How and when did you get into making music?
I got into making music when I was 18 and was working with Tim Goldsworthy (now of DFA’s). The first remix we ever did was for a Jazz/ HipHop group called Ronny Jordan. It wasn’t very good, so it never got released.
What are your 5 favourite albums of all time?
1. Massive Attack – “Blue Lines”
2. Beastie Boys – “Check Your Head”
3. The Stone Roses – “The Stone Roses”
4. Public Enemy – “Yo! Bum Rush the Show”
5. Vangelis – “Blade Runner” (OST)
What do you associate with Berlin?
Electronic music. Very classic albums by Iggy Pop, David Bowie, Depeche Mode, U2. I also very much associate it with the night.
What’s your favourite place in your town?
Hampstead in London. I love the architecture and the space. It’s like the countryside, but it is right in the city.
If there was no music in the world, what would you do instead?
I would still be an artist, something in the visual arts. Or I would be doing Kung-Fu.
What was the last record you bought?
Doves – “The Best Of Doves (The Places Between 2000 – 2010)”
Who would you most like to collaborate with?
Robert Plant. And Chris Isaak.
What was your best gig (as performer or spectator)?
DJing for the Beastie Boys’s comeback gig and at the Opening of the Womb club in Tokyo.

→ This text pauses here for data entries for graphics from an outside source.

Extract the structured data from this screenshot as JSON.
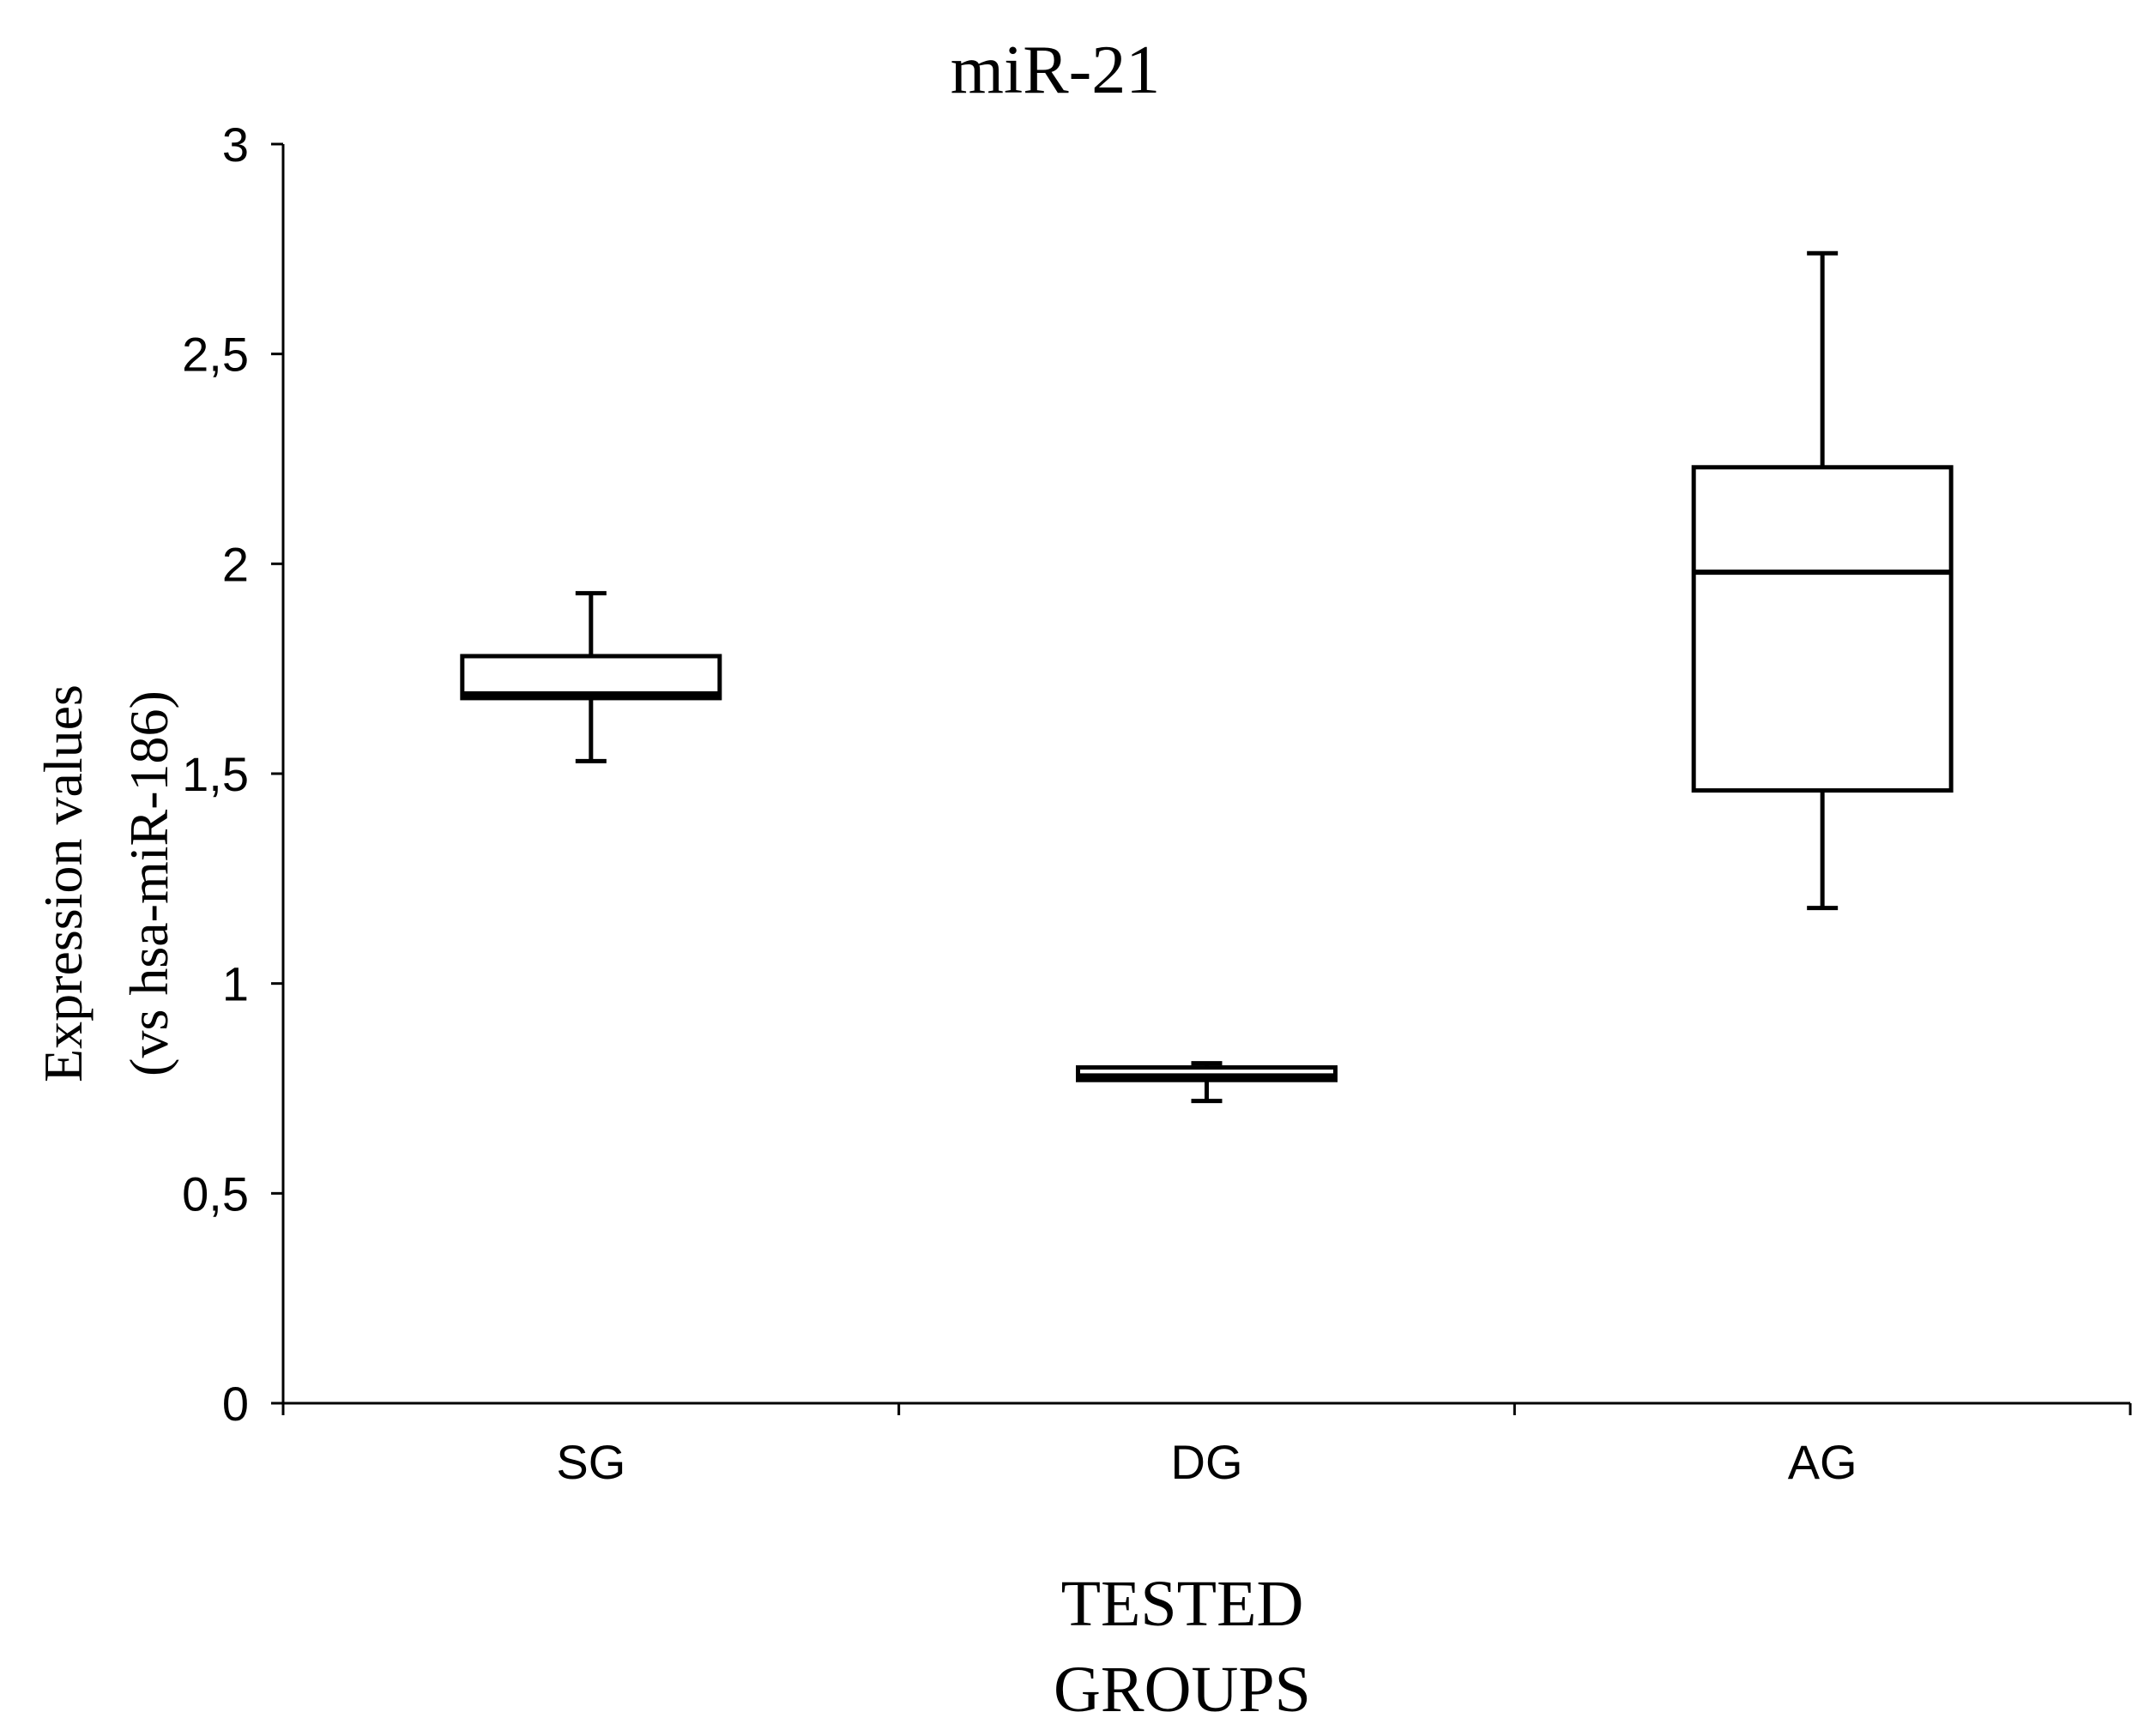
{
  "chart_data": {
    "type": "box",
    "title": "miR-21",
    "ylabel_line1": "Expression values",
    "ylabel_line2": "(vs hsa-miR-186)",
    "xlabel_line1": "TESTED",
    "xlabel_line2": "GROUPS",
    "ylim": [
      0,
      3
    ],
    "yticks": [
      {
        "value": 0,
        "label": "0"
      },
      {
        "value": 0.5,
        "label": "0,5"
      },
      {
        "value": 1,
        "label": "1"
      },
      {
        "value": 1.5,
        "label": "1,5"
      },
      {
        "value": 2,
        "label": "2"
      },
      {
        "value": 2.5,
        "label": "2,5"
      },
      {
        "value": 3,
        "label": "3"
      }
    ],
    "grid": false,
    "categories": [
      "SG",
      "DG",
      "AG"
    ],
    "boxes": [
      {
        "category": "SG",
        "min": 1.53,
        "q1": 1.68,
        "median": 1.69,
        "q3": 1.78,
        "max": 1.93
      },
      {
        "category": "DG",
        "min": 0.72,
        "q1": 0.77,
        "median": 0.78,
        "q3": 0.8,
        "max": 0.81
      },
      {
        "category": "AG",
        "min": 1.18,
        "q1": 1.46,
        "median": 1.98,
        "q3": 2.23,
        "max": 2.74
      }
    ],
    "colors": {
      "stroke": "#000000",
      "box_fill": "#ffffff",
      "axis": "#000000"
    }
  }
}
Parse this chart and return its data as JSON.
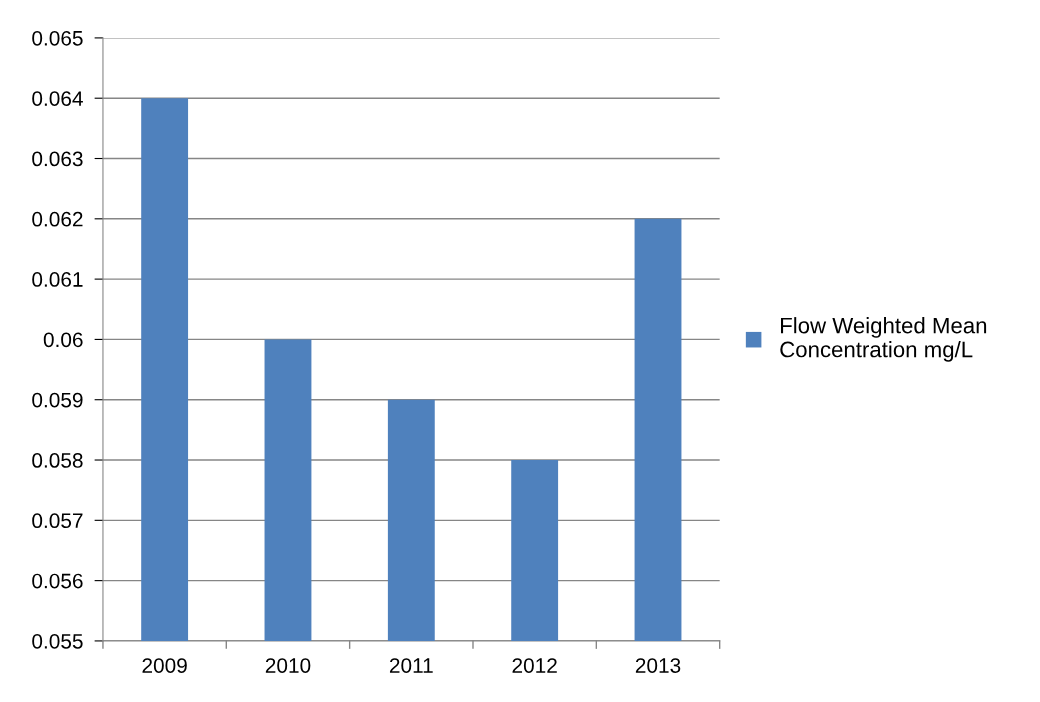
{
  "chart_data": {
    "type": "bar",
    "categories": [
      "2009",
      "2010",
      "2011",
      "2012",
      "2013"
    ],
    "series": [
      {
        "name": "Flow Weighted Mean\nConcentration mg/L",
        "color": "#4f81bd",
        "values": [
          0.064,
          0.06,
          0.059,
          0.058,
          0.062
        ]
      }
    ],
    "ylim": [
      0.055,
      0.065
    ],
    "yticks": [
      0.055,
      0.056,
      0.057,
      0.058,
      0.059,
      0.06,
      0.061,
      0.062,
      0.063,
      0.064,
      0.065
    ],
    "grid": "y",
    "legend": "right"
  }
}
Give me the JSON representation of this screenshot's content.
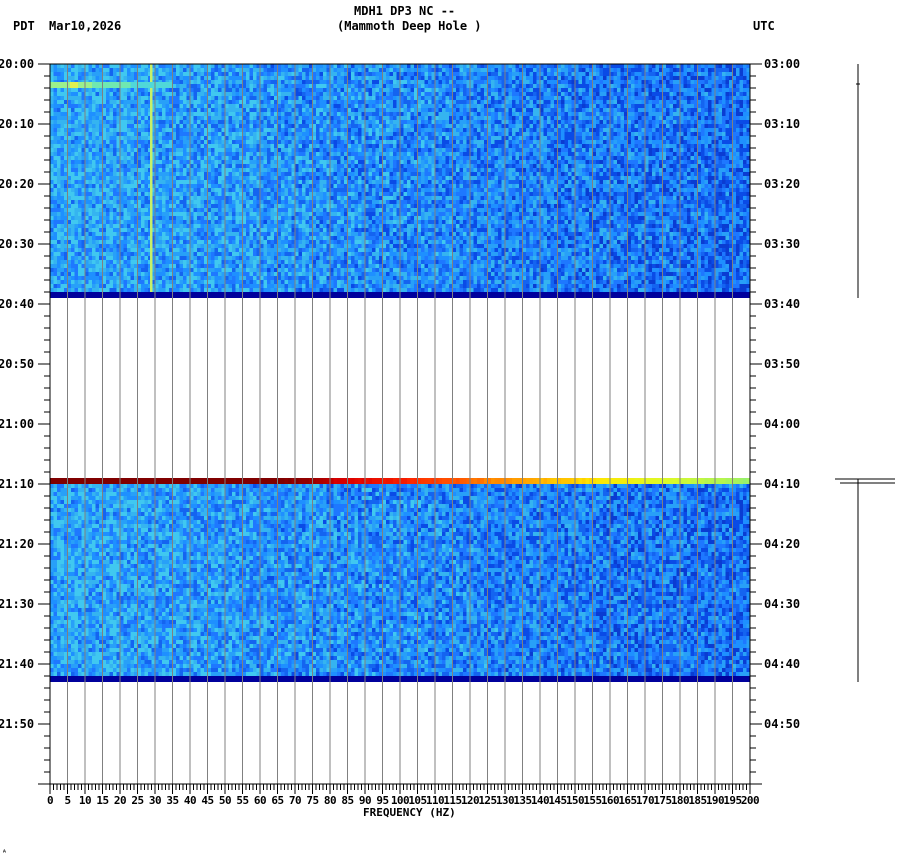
{
  "header": {
    "station_line": "MDH1 DP3 NC --",
    "station_name": "(Mammoth Deep Hole )",
    "left_timezone": "PDT",
    "date": "Mar10,2026",
    "right_timezone": "UTC"
  },
  "footer": {
    "mark": "ᴬ"
  },
  "colors": {
    "background_noise_low": "#0a4be6",
    "background_noise_mid": "#1e90ff",
    "background_noise_high": "#35c8f0",
    "data_gap_band": "#00009c",
    "gridline": "#808080",
    "spectral_line": "#c8f068",
    "saturation_start": "#800000",
    "saturation_end": "#90f070"
  },
  "chart_data": {
    "type": "heatmap",
    "title": "MDH1 DP3 NC -- (Mammoth Deep Hole )",
    "xlabel": "FREQUENCY (HZ)",
    "ylabel_left": "PDT",
    "ylabel_right": "UTC",
    "date": "Mar10,2026",
    "xlim": [
      0,
      200
    ],
    "x_ticks": [
      0,
      5,
      10,
      15,
      20,
      25,
      30,
      35,
      40,
      45,
      50,
      55,
      60,
      65,
      70,
      75,
      80,
      85,
      90,
      95,
      100,
      105,
      110,
      115,
      120,
      125,
      130,
      135,
      140,
      145,
      150,
      155,
      160,
      165,
      170,
      175,
      180,
      185,
      190,
      195,
      200
    ],
    "y_ticks_left": [
      "20:00",
      "20:10",
      "20:20",
      "20:30",
      "20:40",
      "20:50",
      "21:00",
      "21:10",
      "21:20",
      "21:30",
      "21:40",
      "21:50"
    ],
    "y_ticks_right": [
      "03:00",
      "03:10",
      "03:20",
      "03:30",
      "03:40",
      "03:50",
      "04:00",
      "04:10",
      "04:20",
      "04:30",
      "04:40",
      "04:50"
    ],
    "ylim_minutes": [
      0,
      120
    ],
    "grid": "vertical every 5 Hz",
    "segments": [
      {
        "start_pdt": "20:00",
        "end_pdt": "20:38",
        "description": "low-level blue broadband noise",
        "gap_marker_pdt": "20:38"
      },
      {
        "start_pdt": "21:10",
        "end_pdt": "21:42",
        "description": "low-level blue broadband noise",
        "gap_marker_pdt": "21:42"
      }
    ],
    "features": [
      {
        "type": "persistent spectral line",
        "frequency_hz": 29,
        "color": "yellow-green"
      },
      {
        "type": "short broadband burst",
        "time_pdt": "20:03",
        "frequency_range_hz": [
          0,
          35
        ],
        "color": "yellow-green"
      },
      {
        "type": "saturated onset row",
        "time_pdt": "21:09",
        "frequency_range_hz": [
          0,
          200
        ],
        "color_gradient": "dark red (low Hz) -> red -> orange -> yellow -> light green (high Hz)"
      },
      {
        "type": "no data",
        "time_range_pdt": [
          "20:39",
          "21:09"
        ]
      },
      {
        "type": "no data",
        "time_range_pdt": [
          "21:43",
          "22:00"
        ]
      }
    ],
    "trace_panel": {
      "description": "helicorder-style trace lines to the right of the UTC axis",
      "segments": [
        {
          "start_utc": "03:00",
          "end_utc": "03:39"
        },
        {
          "start_utc": "04:10",
          "end_utc": "04:43",
          "has_offset_marker": true
        }
      ]
    }
  }
}
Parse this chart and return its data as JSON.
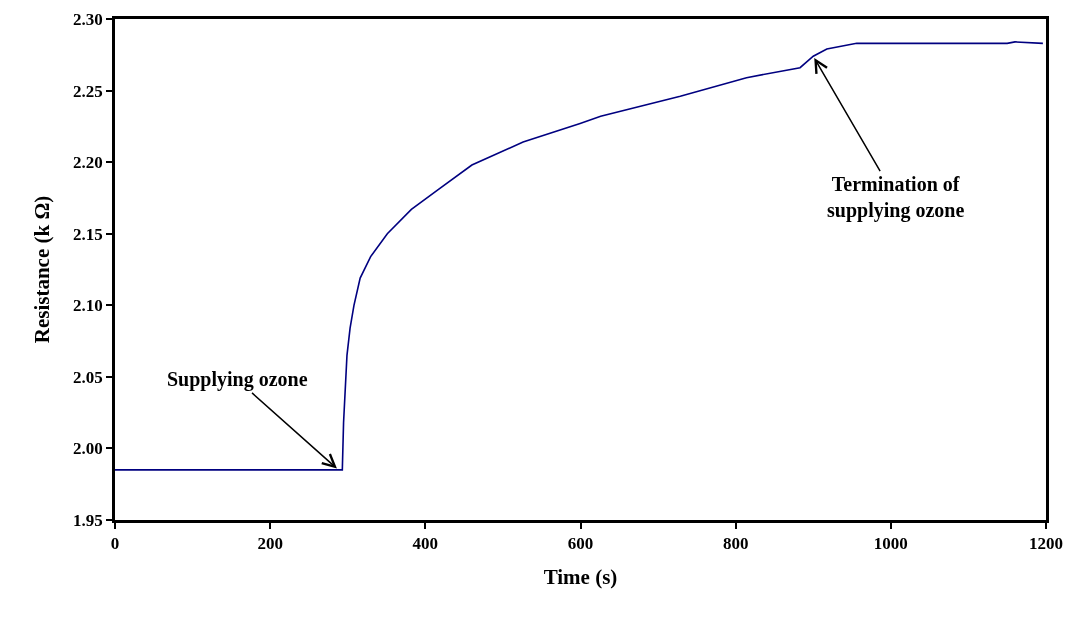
{
  "chart_data": {
    "type": "line",
    "xlabel": "Time (s)",
    "ylabel": "Resistance (k Ω)",
    "x": [
      0,
      100,
      200,
      288,
      293,
      294.6,
      299,
      303,
      308,
      316,
      329.5,
      351,
      382,
      417,
      460,
      526,
      599.5,
      626,
      728.6,
      814,
      883,
      900,
      917.5,
      956,
      1000,
      1150,
      1160,
      1196
    ],
    "series": [
      {
        "color": "#000080",
        "values": [
          1.985,
          1.985,
          1.985,
          1.985,
          1.985,
          2.018,
          2.065,
          2.084,
          2.1,
          2.119,
          2.134,
          2.15,
          2.167,
          2.181,
          2.198,
          2.214,
          2.227,
          2.232,
          2.246,
          2.259,
          2.266,
          2.274,
          2.279,
          2.283,
          2.283,
          2.283,
          2.284,
          2.283
        ]
      }
    ],
    "annotations": [
      {
        "text": "Supplying ozone",
        "x": 288,
        "y": 1.985
      },
      {
        "text": "Termination of\nsupplying ozone",
        "x": 900,
        "y": 2.274
      }
    ],
    "xlim": [
      0,
      1200
    ],
    "xticks": [
      0,
      200,
      400,
      600,
      800,
      1000,
      1200
    ],
    "ylim": [
      1.95,
      2.3
    ],
    "yticks": [
      1.95,
      {
        "value": 2.0,
        "label": "2.00"
      },
      2.05,
      {
        "value": 2.1,
        "label": "2.10"
      },
      2.15,
      {
        "value": 2.2,
        "label": "2.20"
      },
      2.25,
      {
        "value": 2.3,
        "label": "2.30"
      }
    ],
    "grid": false,
    "marker": "none",
    "line_style": "solid"
  }
}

One of the best live gigs I’ve ever seen was Radiohead during their “OK Computer” tour.
How important is technology to your creative process?
It is essential, but I like to use technology rather than technology use me.
Do you have siblings and how do they feel about your career?
I work with both of them. Henry, my middle brother, creates all the packaging of my releases. And my little brother Aidan works with me in the studio and does a lot of the classical arrangements.